Do you check the weather online? How about on your phone app? Possibly your smart speaker, i.e. Google Home Mini, Amazon Echo Dot, or others that do not have quite the followers? Many still remain loyal to TV, radio and/or newspapers.  

Weather is one of the top ten most searched items according to Google’s 2018 figures. I know that my wife and I both check the weather in the mornings via our phones or Google Mini. Then again, the night before the next day. Not that we forget from night until morning (well mostly we don’t) but it sometimes changes so rapidly. 

If you are an e-Weather explorer, where do you get your weather information? Here is a list of some of the most popular places people check the weather through apps or online.  I have included them in alphabetical order along with the temperature and sky reports at the time I wrote this. The surprising thing to me is that they mostly agreed today.

Alexa which uses data from AccuWeather.com – 27°F mostly sunny.  DarkSky.net, a relatively new site which has an ominous name; however, it is listed as one of the best sites for local weather – 28°F clear. Google which uses the Weather Channel’s Weather.com site – 26°F sunny. NOAA/National Weather Service, Weather.gov – 28°F mostly sunny. WeatherBug.com – 27°F partly cloudy. Wunderground.com – 25°F sunny.

The one I have as a phone app is Weather Underground, Wunderground.com. I also use it regularly on my computer since I have it bookmarked in my browser.

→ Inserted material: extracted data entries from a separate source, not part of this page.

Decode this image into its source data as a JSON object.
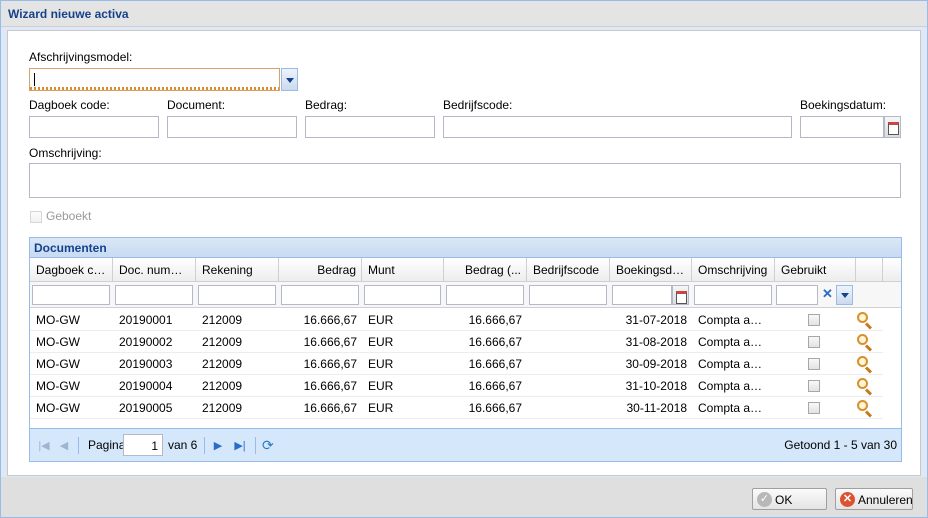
{
  "window": {
    "title": "Wizard nieuwe activa"
  },
  "form": {
    "afschrijvingsmodel_label": "Afschrijvingsmodel:",
    "afschrijvingsmodel_value": "",
    "dagboek_label": "Dagboek code:",
    "document_label": "Document:",
    "bedrag_label": "Bedrag:",
    "bedrijfscode_label": "Bedrijfscode:",
    "boekingsdatum_label": "Boekingsdatum:",
    "omschrijving_label": "Omschrijving:",
    "geboekt_label": "Geboekt",
    "geboekt_checked": false
  },
  "grid": {
    "title": "Documenten",
    "columns": [
      "Dagboek code",
      "Doc. nummer",
      "Rekening",
      "Bedrag",
      "Munt",
      "Bedrag (...",
      "Bedrijfscode",
      "Boekingsdatum",
      "Omschrijving",
      "Gebruikt"
    ],
    "rows": [
      {
        "dagboek": "MO-GW",
        "doc_nummer": "20190001",
        "rekening": "212009",
        "bedrag": "16.666,67",
        "munt": "EUR",
        "bedrag2": "16.666,67",
        "bedrijfscode": "",
        "boekingsdatum": "31-07-2018",
        "omschrijving": "Compta am...",
        "gebruikt": false,
        "action_icon": "magnifier-icon"
      },
      {
        "dagboek": "MO-GW",
        "doc_nummer": "20190002",
        "rekening": "212009",
        "bedrag": "16.666,67",
        "munt": "EUR",
        "bedrag2": "16.666,67",
        "bedrijfscode": "",
        "boekingsdatum": "31-08-2018",
        "omschrijving": "Compta am...",
        "gebruikt": false,
        "action_icon": "magnifier-icon"
      },
      {
        "dagboek": "MO-GW",
        "doc_nummer": "20190003",
        "rekening": "212009",
        "bedrag": "16.666,67",
        "munt": "EUR",
        "bedrag2": "16.666,67",
        "bedrijfscode": "",
        "boekingsdatum": "30-09-2018",
        "omschrijving": "Compta am...",
        "gebruikt": false,
        "action_icon": "magnifier-icon"
      },
      {
        "dagboek": "MO-GW",
        "doc_nummer": "20190004",
        "rekening": "212009",
        "bedrag": "16.666,67",
        "munt": "EUR",
        "bedrag2": "16.666,67",
        "bedrijfscode": "",
        "boekingsdatum": "31-10-2018",
        "omschrijving": "Compta am...",
        "gebruikt": false,
        "action_icon": "magnifier-icon"
      },
      {
        "dagboek": "MO-GW",
        "doc_nummer": "20190005",
        "rekening": "212009",
        "bedrag": "16.666,67",
        "munt": "EUR",
        "bedrag2": "16.666,67",
        "bedrijfscode": "",
        "boekingsdatum": "30-11-2018",
        "omschrijving": "Compta am...",
        "gebruikt": false,
        "action_icon": "magnifier-icon"
      }
    ]
  },
  "pager": {
    "page_label": "Pagina",
    "page_value": "1",
    "of_label": "van 6",
    "summary": "Getoond 1 - 5 van 30"
  },
  "buttons": {
    "ok": "OK",
    "cancel": "Annuleren"
  }
}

Do I believe it is the most accurate? Sometimes. Do I believe it has the best information? Sometimes. How about the best radar/satellite data? In my opinion, they are probably using the same satellites and if not a picture of Earth should be the same no matter who broadcasts it. That last part is opinion and open to speculation.

Sometimes it does make me wonder. My wife uses an iPhone and I use an Android phone. We have noticed that sometimes we will both check it using the same app, from the same weather forecaster and find out the temperature and maybe the sky conditions are off, sometimes in a big way. One may say it is 54°F and the other 48°F which I think is a big difference. Or one says sunny and the other says overcast.

Of course, to settle it (which really is not that vital but a fun "game" none-the-less) we visit the website to verify.  There it will be totally different. To me, it seems as if the individual companies could make their own reporting match. But as my father-in-law used to say, "Where else could you be a success at your job when you are wrong 50% of the time?"